Certes, l’article L 1132-1 du code du travail dispose que :
« Aucune personne ne peut être écartée d'une procédure de recrutement ou de nomination ou de l'accès à un stage ou à une période de formation en entreprise, aucun salarié ne peut être sanctionné, licencié ou faire l'objet d'une mesure discriminatoire, directe ou indirecte, telle que définie à l'article 1er de la loi n° 2008-496 du 27 mai 2008 portant diverses dispositions d'adaptation au droit communautaire dans le domaine de la lutte contre les discriminations, notamment en matière de rémunération, au sens de l'article L. 3221-3, de mesures d'intéressement ou de distribution d'actions, de formation, de reclassement, d'affectation, de qualification, de classification, de promotion professionnelle, de mutation ou de renouvellement de contrat en raison de son origine, de son sexe, de ses mœurs, de son orientation sexuelle, de son identité de genre, de son âge, de sa situation de famille ou de sa grossesse, de ses caractéristiques génétiques, de la particulière vulnérabilité résultant de sa situation économique, apparente ou connue de son auteur, de son appartenance ou de sa non-appartenance, vraie ou supposée, à une ethnie, une nation ou une prétendue race, de ses opinions politiques, de ses activités syndicales ou mutualistes, de son exercice d'un mandat électif, de ses convictions religieuses, de son apparence physique, de son nom de famille, de son lieu de résidence ou de sa domiciliation bancaire, ou en raison de son état de santé, de sa perte d'autonomie ou de son handicap, de sa capacité à s'exprimer dans une langue autre que le français ».

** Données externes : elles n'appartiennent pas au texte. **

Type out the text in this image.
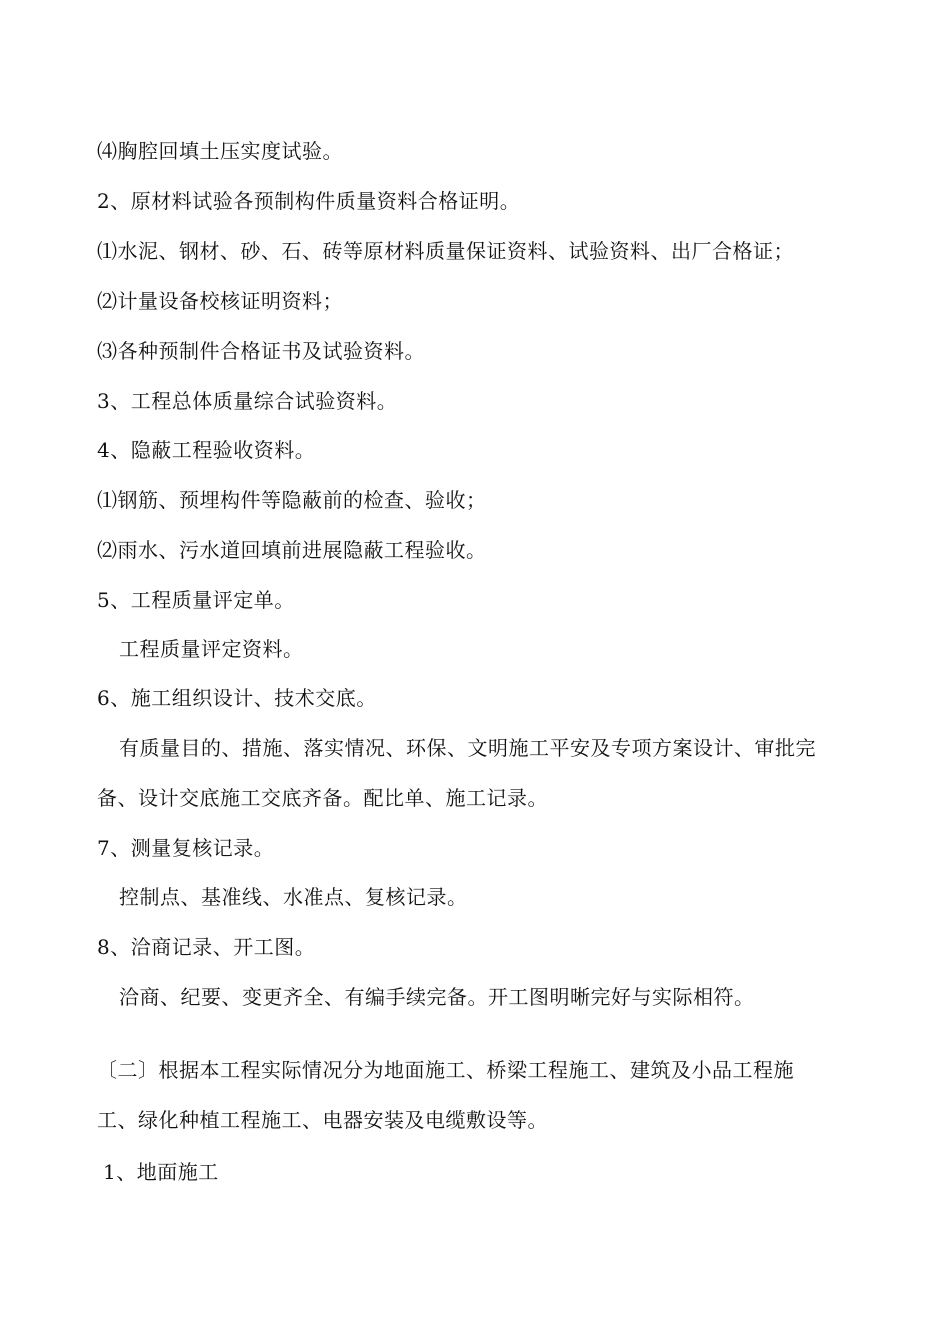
⑷胸腔回填土压实度试验。
2、原材料试验各预制构件质量资料合格证明。
⑴水泥、钢材、砂、石、砖等原材料质量保证资料、试验资料、出厂合格证；
⑵计量设备校核证明资料；
⑶各种预制件合格证书及试验资料。
3、工程总体质量综合试验资料。
4、隐蔽工程验收资料。
⑴钢筋、预埋构件等隐蔽前的检查、验收；
⑵雨水、污水道回填前进展隐蔽工程验收。
5、工程质量评定单。
工程质量评定资料。
6、施工组织设计、技术交底。
有质量目的、措施、落实情况、环保、文明施工平安及专项方案设计、审批完
备、设计交底施工交底齐备。配比单、施工记录。
7、测量复核记录。
控制点、基准线、水准点、复核记录。
8、洽商记录、开工图。
洽商、纪要、变更齐全、有编手续完备。开工图明晰完好与实际相符。
〔二〕根据本工程实际情况分为地面施工、桥梁工程施工、建筑及小品工程施
工、绿化种植工程施工、电器安装及电缆敷设等。
1、地面施工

Cela étant, la mesure consistant pour l’employeur à demander au salarié de présenter un passe sanitaire serait une mesure s’appliquant à tous les salariés sans distinction tenant à l’état de santé ou aux convictions qu’elles soient politiques ou religieuses.
Même si le licenciement toucherait potentiellement des personnes en raison de ce type de considérations, la mesure de contrôle décidée par l’employeur n’aurait pas en elle-même de caractère discriminatoire.
Nul doute que cet argument tenant au caractère discriminatoire des licenciements sera développé devant les juridictions, mais, il nous semble n’avoir, pour les raisons exposées précédemment, que peu de chances de prospérer.